Comment 12 for bug 1825537

Revision history for this message
OpenStack Infra (hudson-openstack) wrote : Related fix merged to nova (stable/stein)

Reviewed: https://review.opendev.org/666959
Committed: https://git.openstack.org/cgit/openstack/nova/commit/?id=eaa1fc6159ca4437a1e0cbaa77a3da779afb8cb2
Submitter: Zuul
Branch: stable/stein

commit eaa1fc6159ca4437a1e0cbaa77a3da779afb8cb2
Author: Matt Riedemann <email address hidden>
Date: Fri Apr 19 11:54:07 2019 -0400

    Add functional recreate test for regression bug 1825537

    Change I2d9ab06b485f76550dbbff46f79f40ff4c97d12f in Rocky
    (and backported through to Pike) added error handling to
    the resize_instance and finish_resize methods to revert
    allocations in placement when a failure occurs.

    This is OK for resize_instance, which runs on the source
    compute, as long as the instance.host/node values have not
    yet been changed to the dest host/node before RPC casting
    to the finish_resize method on the dest compute.
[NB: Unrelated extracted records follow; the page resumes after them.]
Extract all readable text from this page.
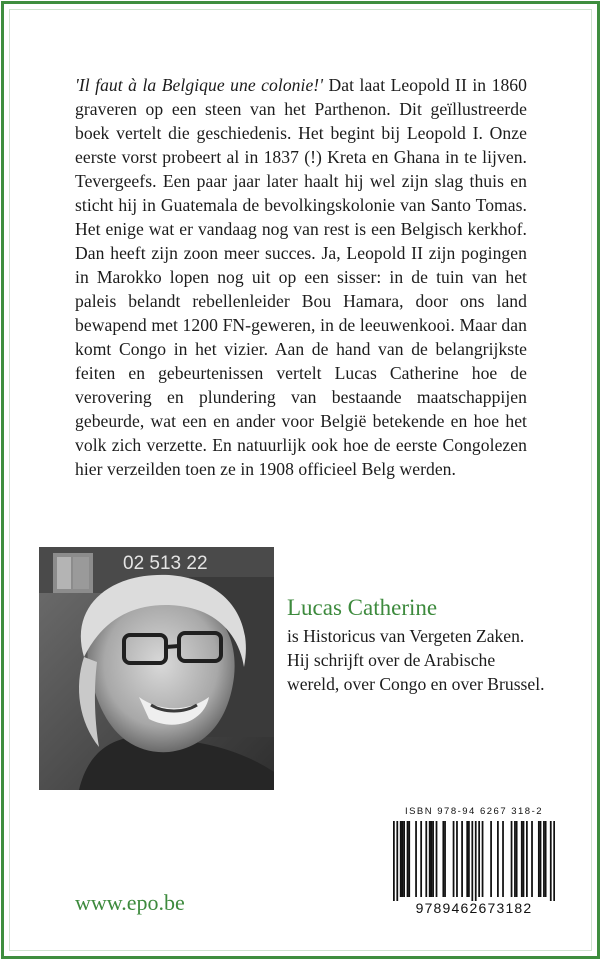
'Il faut à la Belgique une colonie!' Dat laat Leopold II in 1860 graveren op een steen van het Parthenon. Dit geïllustreerde boek vertelt die geschiedenis. Het begint bij Leopold I. Onze eerste vorst probeert al in 1837 (!) Kreta en Ghana in te lijven. Tevergeefs. Een paar jaar later haalt hij wel zijn slag thuis en sticht hij in Guatemala de bevolkingskolonie van Santo Tomas. Het enige wat er vandaag nog van rest is een Belgisch kerkhof. Dan heeft zijn zoon meer succes. Ja, Leopold II zijn pogingen in Marokko lopen nog uit op een sisser: in de tuin van het paleis belandt rebellenleider Bou Hamara, door ons land bewapend met 1200 FN-geweren, in de leeuwenkooi. Maar dan komt Congo in het vizier. Aan de hand van de belangrijkste feiten en gebeurtenissen vertelt Lucas Catherine hoe de verovering en plundering van bestaande maatschappijen gebeurde, wat een en ander voor België betekende en hoe het volk zich verzette. En natuurlijk ook hoe de eerste Congolezen hier verzeilden toen ze in 1908 officieel Belg werden.

02 513 22

Lucas Catherine

is Historicus van Vergeten Zaken. Hij schrijft over de Arabische wereld, over Congo en over Brussel.

ISBN 978-94 6267 318-2
9789462673182
www.epo.be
It's OK
    because the instance is still on the source compute and the
    DB says so, so any attempt to recover the instance via hard
    reboot or rebuild will be on the source host.

    This is not OK for finish_resize because if we fail there
    and revert the allocations, the instance host/node values
    are already pointing at the dest compute and by reverting
    the allocations in placement, placement will be incorrectly
    tracking the instance usage with the old flavor against the
    source node resource provider rather than the new flavor
    against the dest node resource provider - where the instance
    is actually running and the nova DB says the instance lives.

    This change adds a simple functional regression test to
    recreate the bug with a multi-host resize. There is already
    a same-host resize functional test marked here which will
    need to be fixed as well.

    NOTE(mriedem): The test needed to be modified from Train
    since we have to rely on waiting for the task_state to
    change to None rather than the migration status changing
    to "error" since change Id6c0a0ee41520dd974052d7cdd17ca35d688f6b0
    is not in Stein.

    Change-Id: Ie9e294db7e24d0e3cbe83eee847f0fbfb7478900
    Related-Bug: #1825537
    (cherry picked from commit f4bb67210602914e1b9a678419cf22cfbeaf1431)